In a post-race interview with journalists afterward, he remarked, “I go when the light is green. I don’t see what happens behind and unfortunately, he got hurt. My job is to go when the light is green, I don’t know more than that and hopefully, he is OK.”
The Ferrari team was fined about $62, 000 for their actions by the F.I.A. The federation is now investigating the incident to see if such if they can be better avoided.
In a meeting this week before the Chinese Grand Prix, F.I.A. Race Director Charlie Whiting is beginning to realize “That some of these incidents are not just a coincidence.”
For Raikkonen, maybe his actions showcase his frustration with unsafe releases that has occurred three times over the last four seasons, plus another incident happened last week in Bahrain when he was forced to stop in the second Friday practice session with a loose wheel.
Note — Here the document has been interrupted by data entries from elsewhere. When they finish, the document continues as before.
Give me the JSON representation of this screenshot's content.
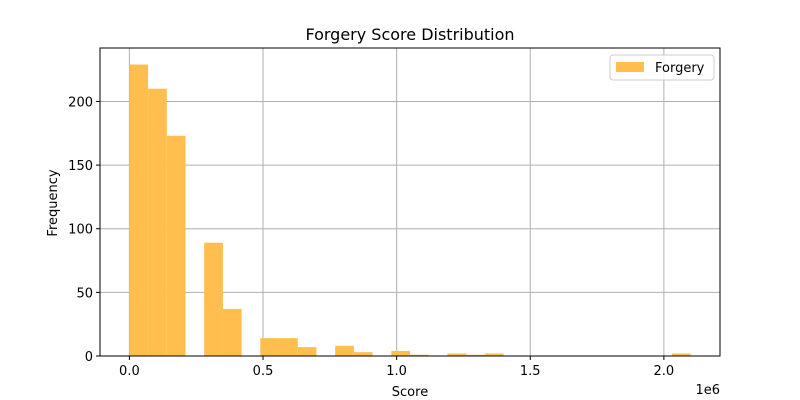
{
  "chart_data": {
    "type": "bar",
    "title": "Forgery Score Distribution",
    "xlabel": "Score",
    "ylabel": "Frequency",
    "x_scale_note": "1e6",
    "xlim": [
      -0.11,
      2.21
    ],
    "ylim": [
      0,
      242
    ],
    "xticks": [
      {
        "value": 0.0,
        "label": "0.0"
      },
      {
        "value": 0.5,
        "label": "0.5"
      },
      {
        "value": 1.0,
        "label": "1.0"
      },
      {
        "value": 1.5,
        "label": "1.5"
      },
      {
        "value": 2.0,
        "label": "2.0"
      }
    ],
    "yticks": [
      {
        "value": 0,
        "label": "0"
      },
      {
        "value": 50,
        "label": "50"
      },
      {
        "value": 100,
        "label": "100"
      },
      {
        "value": 150,
        "label": "150"
      },
      {
        "value": 200,
        "label": "200"
      }
    ],
    "grid": true,
    "legend_position": "top-right",
    "bin_width": 0.07,
    "series": [
      {
        "name": "Forgery",
        "color": "#ffbe4d",
        "bins": [
          {
            "x": 0.0,
            "count": 229
          },
          {
            "x": 0.07,
            "count": 210
          },
          {
            "x": 0.14,
            "count": 173
          },
          {
            "x": 0.28,
            "count": 89
          },
          {
            "x": 0.35,
            "count": 37
          },
          {
            "x": 0.49,
            "count": 14
          },
          {
            "x": 0.56,
            "count": 14
          },
          {
            "x": 0.63,
            "count": 7
          },
          {
            "x": 0.77,
            "count": 8
          },
          {
            "x": 0.84,
            "count": 3
          },
          {
            "x": 0.98,
            "count": 4
          },
          {
            "x": 1.05,
            "count": 1
          },
          {
            "x": 1.19,
            "count": 2
          },
          {
            "x": 1.26,
            "count": 1
          },
          {
            "x": 1.33,
            "count": 2
          },
          {
            "x": 2.03,
            "count": 2
          }
        ]
      }
    ]
  }
}
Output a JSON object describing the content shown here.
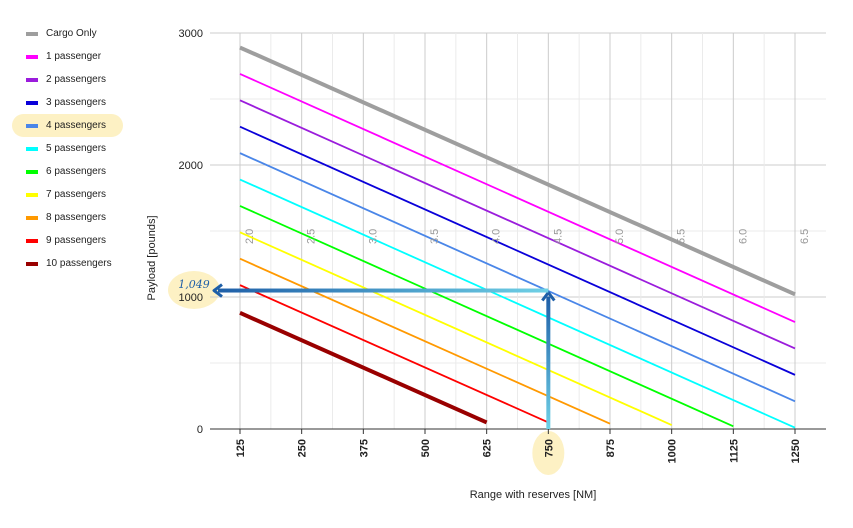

To add importance to the matter, the American Haas F1 Team had a problem in the opening race in Australia when they suffered two unsafe releases, forcing both their drivers to retire almost at the same time. This cost them a fine and a loss of what could have been 22 points.
This brings things back for Whiting, who must make a crucial decision to change this problem.
“It’s looking like less and less like a coincidence but the two incidences in Melbourne were quite clearly wheel gun operator error,” said Whiting. “They cross threaded the nuts and thought it was tight, came off and then realized a little too late it wasn’t. [With the incident in Bahrain], the guy hadn’t even taken the wheel off, which is slightly perplexing.”